The free show is open to the public from 1 p.m. to 5 p.m. Feb. 18 and 10 a.m. to 3 p.m. Feb. 19. People with camellias in their yards are invited to enter blossoms in the show.
Moving almost 500 camellias from the yard of the late Violet and Henry Stone to Burden Center, where the Rural Life Museum is situated, was one of the best things that happened during his tenure as director at Burden, Hegwood said.
“It put the Burden Center on the map in the camellia world,” said Hegwood, who’s on the American Camellia Society’s board of directors.

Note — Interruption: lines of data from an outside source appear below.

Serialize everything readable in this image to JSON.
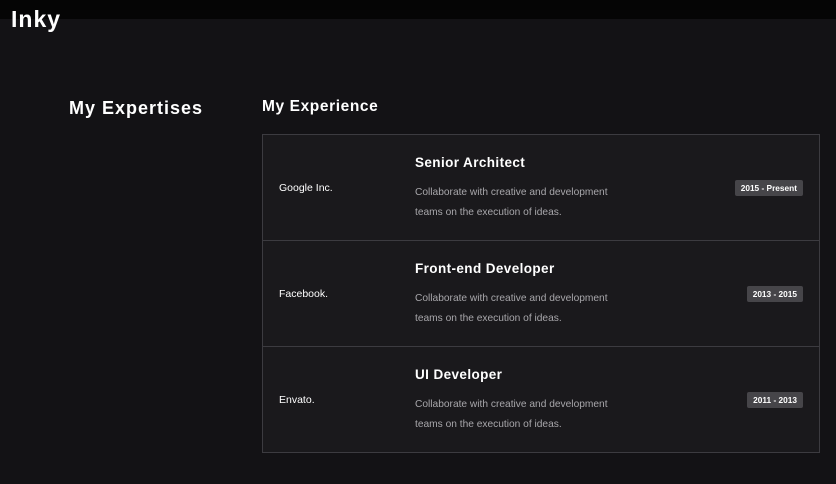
{
  "header": {
    "brand": "Inky"
  },
  "expertises": {
    "title": "My Expertises"
  },
  "experience": {
    "title": "My Experience",
    "items": [
      {
        "company": "Google Inc.",
        "role": "Senior Architect",
        "description": "Collaborate with creative and development teams on the execution of ideas.",
        "period": "2015 - Present"
      },
      {
        "company": "Facebook.",
        "role": "Front-end Developer",
        "description": "Collaborate with creative and development teams on the execution of ideas.",
        "period": "2013 - 2015"
      },
      {
        "company": "Envato.",
        "role": "UI Developer",
        "description": "Collaborate with creative and development teams on the execution of ideas.",
        "period": "2011 - 2013"
      }
    ]
  },
  "colors": {
    "background": "#131215",
    "topbar": "#050505",
    "card": "#1a191c",
    "border": "#3c3b40",
    "badge": "#464549",
    "muted_text": "#a8a7ab"
  }
}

“There are lots of private collections” of camellia bushes, Hegwood said, “but Vi Stone’s was special because she collected so many in her travels. She had camellias growing in her yard” on Oleander Street “that weren’t growing anywhere else in the country.”
The Stones were known as the owners of a jewelry store in Baton Rouge, but people around the world knew them as camellia collectors.

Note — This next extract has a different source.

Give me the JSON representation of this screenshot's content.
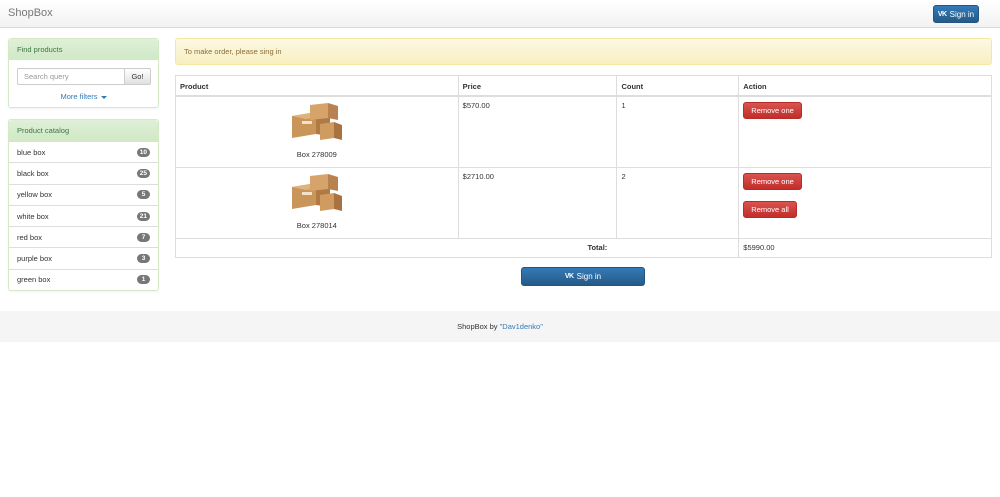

As vice president of the International Camellia Society, Violet Stone traveled to Britain, the Channel Islands, Europe, Australia, New Zealand, China, Japan and Korea to collect camellias.

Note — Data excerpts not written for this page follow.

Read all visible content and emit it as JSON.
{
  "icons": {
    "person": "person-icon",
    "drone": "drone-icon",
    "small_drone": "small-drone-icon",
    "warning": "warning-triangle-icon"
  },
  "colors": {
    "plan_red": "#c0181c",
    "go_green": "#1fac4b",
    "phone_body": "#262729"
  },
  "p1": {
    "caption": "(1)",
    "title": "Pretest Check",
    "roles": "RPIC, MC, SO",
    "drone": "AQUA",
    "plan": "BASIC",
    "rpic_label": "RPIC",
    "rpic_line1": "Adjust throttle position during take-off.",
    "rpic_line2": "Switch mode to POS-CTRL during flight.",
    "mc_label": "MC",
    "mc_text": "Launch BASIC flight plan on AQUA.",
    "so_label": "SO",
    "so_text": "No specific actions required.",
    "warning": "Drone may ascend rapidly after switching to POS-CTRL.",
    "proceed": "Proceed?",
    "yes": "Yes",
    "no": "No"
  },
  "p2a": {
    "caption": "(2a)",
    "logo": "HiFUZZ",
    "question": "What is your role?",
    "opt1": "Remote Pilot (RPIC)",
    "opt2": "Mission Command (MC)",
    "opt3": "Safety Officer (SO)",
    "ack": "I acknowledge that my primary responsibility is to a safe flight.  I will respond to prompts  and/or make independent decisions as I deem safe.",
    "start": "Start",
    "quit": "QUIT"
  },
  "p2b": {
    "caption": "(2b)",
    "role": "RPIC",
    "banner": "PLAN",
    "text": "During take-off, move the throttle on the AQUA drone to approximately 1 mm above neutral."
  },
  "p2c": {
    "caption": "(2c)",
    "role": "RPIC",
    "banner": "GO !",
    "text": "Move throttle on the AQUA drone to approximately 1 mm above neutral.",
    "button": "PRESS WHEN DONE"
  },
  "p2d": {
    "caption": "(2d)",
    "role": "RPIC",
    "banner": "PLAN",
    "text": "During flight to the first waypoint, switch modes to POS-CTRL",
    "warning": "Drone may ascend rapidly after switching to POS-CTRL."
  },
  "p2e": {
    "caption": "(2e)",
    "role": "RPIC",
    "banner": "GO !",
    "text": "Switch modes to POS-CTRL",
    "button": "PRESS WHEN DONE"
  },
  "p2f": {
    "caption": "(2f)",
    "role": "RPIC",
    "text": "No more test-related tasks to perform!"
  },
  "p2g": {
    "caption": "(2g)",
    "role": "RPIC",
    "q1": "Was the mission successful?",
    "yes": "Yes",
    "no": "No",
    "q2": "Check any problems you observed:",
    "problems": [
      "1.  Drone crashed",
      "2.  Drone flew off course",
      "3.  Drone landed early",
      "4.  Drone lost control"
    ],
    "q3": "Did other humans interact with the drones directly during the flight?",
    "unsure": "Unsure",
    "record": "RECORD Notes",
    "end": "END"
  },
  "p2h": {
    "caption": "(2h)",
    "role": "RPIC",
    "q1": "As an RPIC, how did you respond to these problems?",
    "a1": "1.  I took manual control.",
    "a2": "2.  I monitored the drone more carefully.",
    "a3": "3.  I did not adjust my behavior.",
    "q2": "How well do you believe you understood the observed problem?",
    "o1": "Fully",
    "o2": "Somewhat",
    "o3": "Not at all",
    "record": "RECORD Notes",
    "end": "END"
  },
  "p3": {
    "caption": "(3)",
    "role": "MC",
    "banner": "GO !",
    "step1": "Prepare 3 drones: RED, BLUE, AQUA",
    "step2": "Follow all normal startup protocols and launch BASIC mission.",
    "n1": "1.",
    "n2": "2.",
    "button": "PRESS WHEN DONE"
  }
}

Her husband made some of the trips, but daughter Stella Stone Cooper made the Asian trips and other places where Henry Stone didn’t speak the language or like the food.
Starting at the bend in the driveway at Burden and extending, with breaks, to the Rural Life Museum, Stone collection camellias are arranged in “rooms” or groupings.
Not far into the line of outdoor garden rooms are Violet Stone’s Higo camellias.
Higos come from the Japanese island of Kyushu. The blossoms were the emblem of the Samurai warrior’s courage. The camellia was planted on the warrior’s grave. Many old varieties have been reintroduced from cemeteries.
Stone had 32 varieties of her own, naming them in honor of people she knew. “Willard Scott” was named not for the weatherman but the Stones’ longtime gardener. Stone named one of her introductions “Honeyglow” in honor of her husband.
Stone, who planted her first camellia in 1946, died in 2001 at the age of 89. Henry Stone died in 1999 at the age of 92.
He was born in Syracuse, N.Y., and met Violet after coming to Baton Rouge in the 1930s to open a Houston jeweler’s store.